La historia de Roma es compleja y maravillosa. Tras 246 años, los tiempos de leyendas fundacionales han pquedado atras y aquellas primeras tribus de romanos; etruscos del norte, latinos del sur y sabinos del este, ya desde el 508 antes de Cristo cuentan con un moderno sistema político, la República.

El pueblo, antes de la existencia de la República lo forman solamente dos órdenes; por un lado los padres fundadores; patres [patricio, terrateniente] y por otro los ricos comerciantes; équites que es lo mismo que decir caballeros, o sea los ricos, los que tienen caballo [comerciantes etruscos]. El Senado será el lugar de representación de ambos.

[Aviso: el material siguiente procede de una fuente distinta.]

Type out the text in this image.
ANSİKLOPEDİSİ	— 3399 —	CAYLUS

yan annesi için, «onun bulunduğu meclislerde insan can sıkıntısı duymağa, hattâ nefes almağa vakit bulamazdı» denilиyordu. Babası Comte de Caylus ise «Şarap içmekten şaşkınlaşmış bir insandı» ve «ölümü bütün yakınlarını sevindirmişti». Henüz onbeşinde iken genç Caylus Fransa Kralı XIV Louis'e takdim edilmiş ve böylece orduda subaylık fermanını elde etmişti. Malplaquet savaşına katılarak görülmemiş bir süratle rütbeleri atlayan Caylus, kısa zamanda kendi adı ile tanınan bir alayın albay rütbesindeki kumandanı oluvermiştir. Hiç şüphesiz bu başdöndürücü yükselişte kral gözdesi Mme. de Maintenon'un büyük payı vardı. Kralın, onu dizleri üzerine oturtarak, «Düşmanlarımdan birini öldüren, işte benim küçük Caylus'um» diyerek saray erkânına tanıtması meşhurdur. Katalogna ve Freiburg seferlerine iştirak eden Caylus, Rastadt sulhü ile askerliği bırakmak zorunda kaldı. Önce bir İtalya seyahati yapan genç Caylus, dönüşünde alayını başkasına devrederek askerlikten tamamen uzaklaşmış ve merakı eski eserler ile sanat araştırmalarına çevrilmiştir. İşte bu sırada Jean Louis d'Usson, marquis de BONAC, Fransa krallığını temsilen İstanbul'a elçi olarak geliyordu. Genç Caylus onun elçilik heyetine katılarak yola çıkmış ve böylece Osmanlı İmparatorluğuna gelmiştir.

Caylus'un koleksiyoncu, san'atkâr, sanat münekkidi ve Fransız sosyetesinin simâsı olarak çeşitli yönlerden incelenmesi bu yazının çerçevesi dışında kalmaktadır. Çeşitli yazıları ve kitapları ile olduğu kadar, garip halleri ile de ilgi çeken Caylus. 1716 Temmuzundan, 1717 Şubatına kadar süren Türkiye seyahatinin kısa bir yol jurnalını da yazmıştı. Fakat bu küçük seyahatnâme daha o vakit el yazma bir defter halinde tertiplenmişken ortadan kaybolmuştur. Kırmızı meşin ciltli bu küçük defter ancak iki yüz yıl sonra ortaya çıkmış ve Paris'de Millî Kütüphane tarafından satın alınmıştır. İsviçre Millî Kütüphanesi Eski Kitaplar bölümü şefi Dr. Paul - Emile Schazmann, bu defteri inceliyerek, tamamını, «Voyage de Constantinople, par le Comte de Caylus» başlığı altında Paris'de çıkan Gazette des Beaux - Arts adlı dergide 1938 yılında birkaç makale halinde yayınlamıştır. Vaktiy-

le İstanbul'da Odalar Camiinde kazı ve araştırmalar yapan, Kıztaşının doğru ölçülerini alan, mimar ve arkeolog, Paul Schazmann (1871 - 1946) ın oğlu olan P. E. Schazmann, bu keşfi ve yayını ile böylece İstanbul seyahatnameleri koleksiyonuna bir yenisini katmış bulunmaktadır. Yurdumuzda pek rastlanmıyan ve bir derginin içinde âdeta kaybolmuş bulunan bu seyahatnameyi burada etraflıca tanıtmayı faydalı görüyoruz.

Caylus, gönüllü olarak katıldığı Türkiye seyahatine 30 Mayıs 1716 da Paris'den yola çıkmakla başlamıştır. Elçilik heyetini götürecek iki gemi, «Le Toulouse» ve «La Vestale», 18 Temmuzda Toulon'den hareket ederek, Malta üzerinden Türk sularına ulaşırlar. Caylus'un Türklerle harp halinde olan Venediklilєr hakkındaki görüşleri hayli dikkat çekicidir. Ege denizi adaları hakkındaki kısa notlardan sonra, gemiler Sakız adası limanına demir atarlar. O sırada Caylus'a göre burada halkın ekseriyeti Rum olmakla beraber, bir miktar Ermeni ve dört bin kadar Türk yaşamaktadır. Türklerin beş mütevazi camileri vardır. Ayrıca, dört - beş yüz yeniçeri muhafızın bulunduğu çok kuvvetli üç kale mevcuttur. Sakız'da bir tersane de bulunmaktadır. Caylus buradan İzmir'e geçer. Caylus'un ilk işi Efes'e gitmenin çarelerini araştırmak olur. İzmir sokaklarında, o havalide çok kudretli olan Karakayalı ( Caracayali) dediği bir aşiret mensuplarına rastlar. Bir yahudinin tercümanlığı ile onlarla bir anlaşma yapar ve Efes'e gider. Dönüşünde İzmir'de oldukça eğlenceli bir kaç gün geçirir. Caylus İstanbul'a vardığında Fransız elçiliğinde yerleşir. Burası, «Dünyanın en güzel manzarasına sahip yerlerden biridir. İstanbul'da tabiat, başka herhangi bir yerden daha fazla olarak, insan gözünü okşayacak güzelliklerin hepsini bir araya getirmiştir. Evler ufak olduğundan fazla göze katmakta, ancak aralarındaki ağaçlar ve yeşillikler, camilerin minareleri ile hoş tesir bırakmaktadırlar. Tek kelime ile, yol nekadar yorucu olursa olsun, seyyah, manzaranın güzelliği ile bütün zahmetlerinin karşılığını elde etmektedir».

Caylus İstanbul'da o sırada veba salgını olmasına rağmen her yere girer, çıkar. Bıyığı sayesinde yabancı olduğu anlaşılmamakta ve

Una élite distinguida por el domicilio y el patrimonio, o dicho de otra manera por la tierra y por la pasta.

El resto no son pueblo aun. Cuatro siglos de victorias constantes han transformado la sociedad llenando Roma de una multitud forastera que formaba el plenum, de la que procede la palabra plebe, procedentes de todas partes se ocupan en esto y aquello. Se trata de artesanos, pequeños comerciantes, empleaduchos y libertos. No tienen tierras, no mandan, no están contentos con su condición, viven. Para la época Roma tendría ya unos cien mil habitantes y la comarca geográfica de influencia de entre cinco a ocho veces esta cantidad.

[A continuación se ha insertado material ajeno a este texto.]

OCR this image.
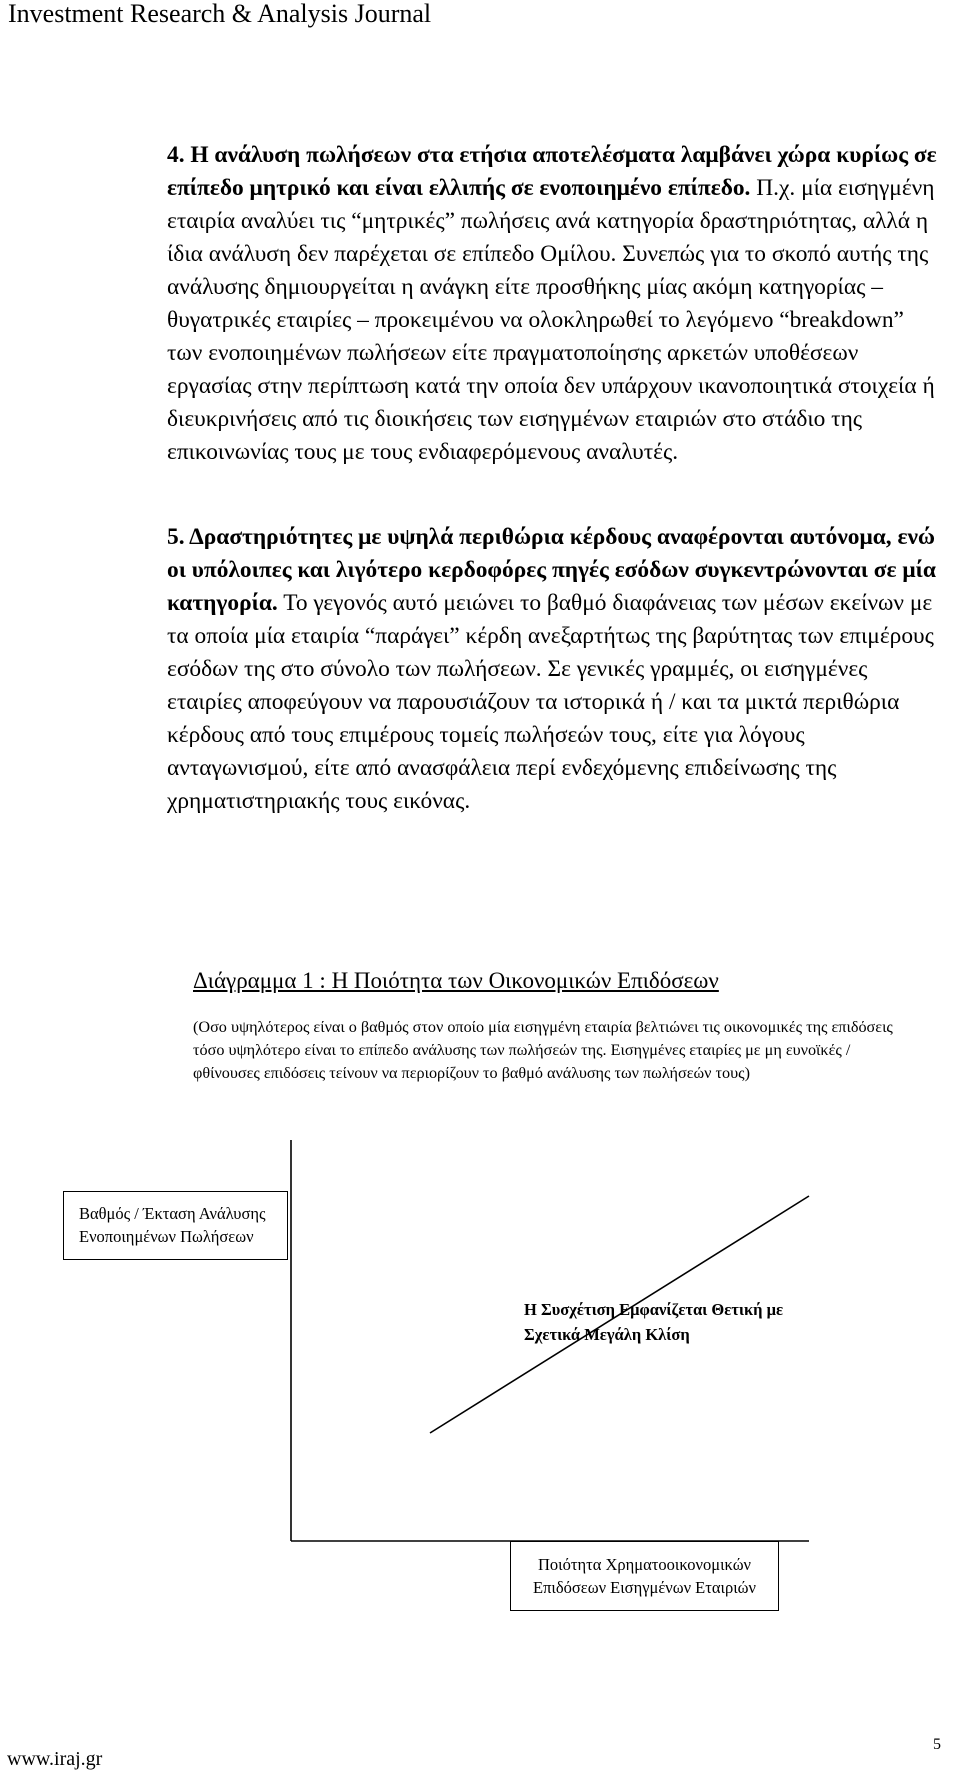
Investment Research & Analysis Journal

4. Η ανάλυση πωλήσεων στα ετήσια αποτελέσματα λαμβάνει χώρα κυρίως σε επίπεδο μητρικό και είναι ελλιπής σε ενοποιημένο επίπεδο. Π.χ. μία εισηγμένη εταιρία αναλύει τις “μητρικές” πωλήσεις ανά κατηγορία δραστηριότητας, αλλά η ίδια ανάλυση δεν παρέχεται σε επίπεδο Ομίλου. Συνεπώς για το σκοπό αυτής της ανάλυσης δημιουργείται η ανάγκη είτε προσθήκης μίας ακόμη κατηγορίας – θυγατρικές εταιρίες – προκειμένου να ολοκληρωθεί το λεγόμενο “breakdown” των ενοποιημένων πωλήσεων είτε πραγματοποίησης αρκετών υποθέσεων εργασίας στην περίπτωση κατά την οποία δεν υπάρχουν ικανοποιητικά στοιχεία ή διευκρινήσεις από τις διοικήσεις των εισηγμένων εταιριών στο στάδιο της επικοινωνίας τους με τους ενδιαφερόμενους αναλυτές.

5. Δραστηριότητες με υψηλά περιθώρια κέρδους αναφέρονται αυτόνομα, ενώ οι υπόλοιπες και λιγότερο κερδοφόρες πηγές εσόδων συγκεντρώνονται σε μία κατηγορία. Το γεγονός αυτό μειώνει το βαθμό διαφάνειας των μέσων εκείνων με τα οποία μία εταιρία “παράγει” κέρδη ανεξαρτήτως της βαρύτητας των επιμέρους εσόδων της στο σύνολο των πωλήσεων. Σε γενικές γραμμές, οι εισηγμένες εταιρίες αποφεύγουν να παρουσιάζουν τα ιστορικά ή / και τα μικτά περιθώρια κέρδους από τους επιμέρους τομείς πωλήσεών τους, είτε για λόγους ανταγωνισμού, είτε από ανασφάλεια περί ενδεχόμενης επιδείνωσης της χρηματιστηριακής τους εικόνας.

Διάγραμμα 1 : Η Ποιότητα των Οικονομικών Επιδόσεων
(Οσο υψηλότερος είναι ο βαθμός στον οποίο μία εισηγμένη εταιρία βελτιώνει τις οικονομικές της επιδόσεις τόσο υψηλότερο είναι το επίπεδο ανάλυσης των πωλήσεών της. Εισηγμένες εταιρίες με μη ευνοϊκές / φθίνουσες επιδόσεις τείνουν να περιορίζουν το βαθμό ανάλυσης των πωλήσεών τους)
Βαθμός / Έκταση Ανάλυσης
Ενοποιημένων Πωλήσεων
Η Συσχέτιση Εμφανίζεται Θετική με
Σχετικά Μεγάλη Κλίση
Ποιότητα Χρηματοοικονομικών
Επιδόσεων Εισηγμένων Εταιριών
5
www.iraj.gr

Patricios y plebeyos protagonizarán luchas sociales durante todo el primer siglo de la República, 494 años antes de Jesucristo. En este periodo de la historia Roma no está en su mejor momento. Atacada por todas partes, pasaba por tiempos difíciles. Había perdido lo conquistado en tiempos de la monarquía y la plebe arruinada también y desesperada, cargada de deudas comenzó a agitarse, pidiendo por calles y callejas la anulación de las deudas, nuevas tierras y el derecho de elegir a quién les defendiese en el senado. El Senado prestó oídos sordos. Y entonces, la plebe, o por lo menos amplias masas de la plebe, se cruzaron de brazos, se retiraron al Monte Sacro a cinco kilómetros de Roma y dijeron que desde aquél momento no darían un bracero a la tierra, ni un obrero a las industrias, ni un soldado al ejército.

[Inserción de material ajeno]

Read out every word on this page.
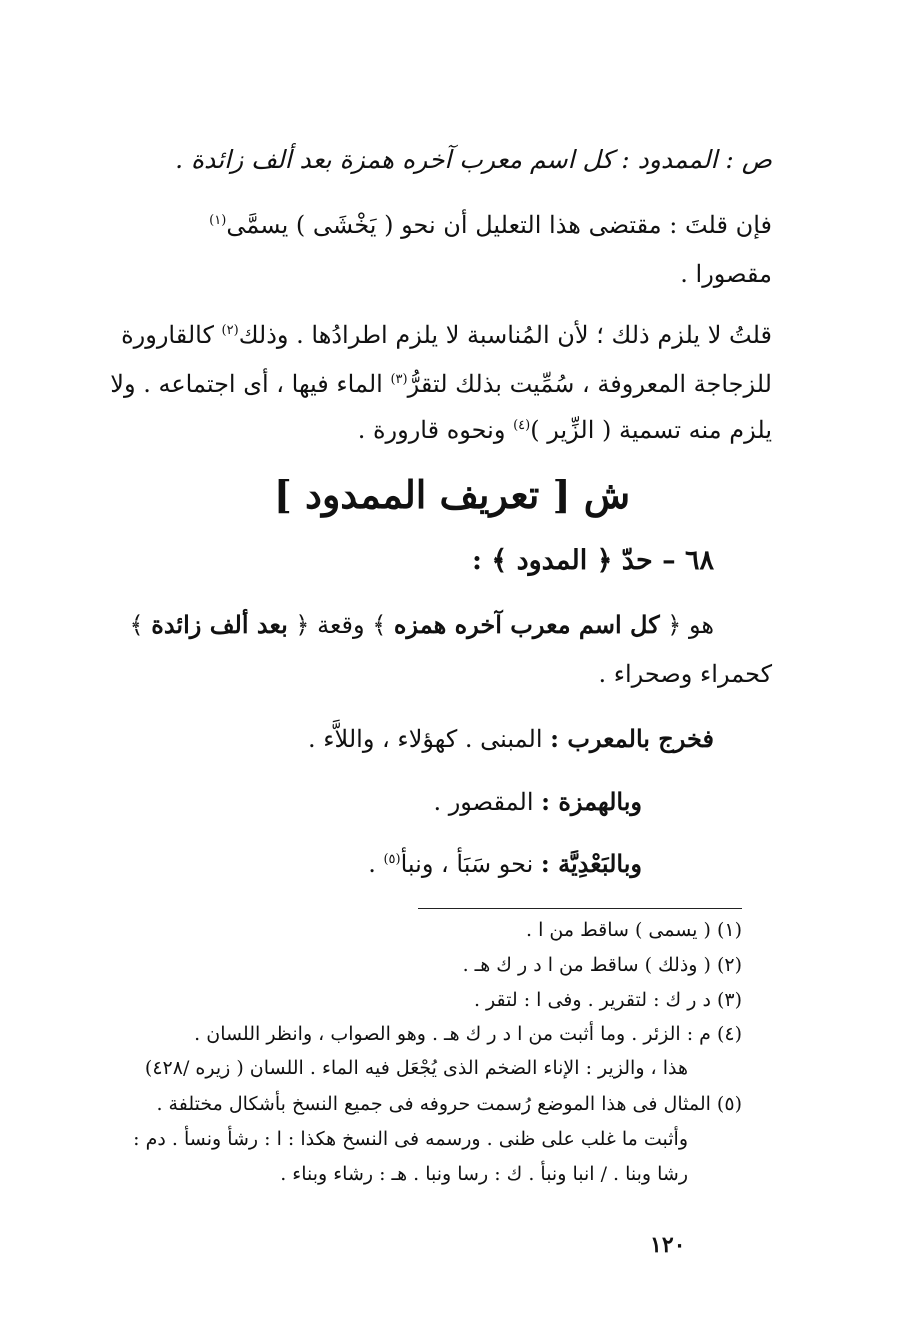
ص : الممدود : كل اسم معرب آخره همزة بعد ألف زائدة .
فإن قلتَ : مقتضى هذا التعليل أن نحو ( يَخْشَى ) يسمَّى$^{(١)}$
مقصورا .
قلتُ لا يلزم ذلك ؛ لأن المُناسبة لا يلزم اطرادُها . وذلك$^{(٢)}$ كالقارورة
للزجاجة المعروفة ، سُمِّيت بذلك لتقرُّ$^{(٣)}$ الماء فيها ، أى اجتماعه . ولا
يلزم منه تسمية ( الزِّير )$^{(٤)}$ ونحوه قارورة .
ش [ تعريف الممدود ]
٦٨ – حدّ ﴿ المدود ﴾ :
هو ﴿ كل اسم معرب آخره همزه ﴾ وقعة ﴿ بعد ألف زائدة ﴾
كحمراء وصحراء .
فخرج بالمعرب : المبنى . كهؤلاء ، واللاَّء .
وبالهمزة : المقصور .
وبالبَعْدِيَّة : نحو سَبَأ ، ونبأ$^{(٥)}$ .
(١) ( يسمى ) ساقط من ا .
(٢) ( وذلك ) ساقط من ا د ر ك هـ .
(٣) د ر ك : لتقرير . وفى ا : لتقر .
(٤) م : الزئر . وما أثبت من ا د ر ك هـ . وهو الصواب ، وانظر اللسان .
هذا ، والزير : الإناء الضخم الذى يُجْعَل فيه الماء . اللسان ( زيره /٤٢٨)
(٥) المثال فى هذا الموضع رُسمت حروفه فى جميع النسخ بأشكال مختلفة .
وأثبت ما غلب على ظنى . ورسمه فى النسخ هكذا : ا : رشأ ونسأ . دم :
رشا وبنا . / انبا ونبأ . ك : رسا ونبا . هـ : رشاء وبناء .
١٢٠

La última de estas amenazas no era cosa leve, precisamente en aquellos momentos tras los Apeninos los bárbaros acechan. El Senado con el agua al cuello finalmente capituló. Canceló las deudas, restituyó la libertad a quienes habían caído en la esclavitud por ellas, y puso a la plebe bajo la protección de dos tribunos y de tres ediles elegibles por esta anualmente.

Este acontecimiento es la primera conquista del proletariado romano, la que le dio el instrumento legal para alcanzar también las demás por el camino de la justicia social. El año 494 es muy importante en la historia de la Urbe y de la Democracia. No era aún el triunfo de la democracia, que sólo habría de venir un siglo después, con las leyes de Licinio Sextio, pero era ya un gran paso adelante. La P de aquellas siglas SPQR comenzaba a ser el Populus, tal y como nosotros lo entendemos hoy día.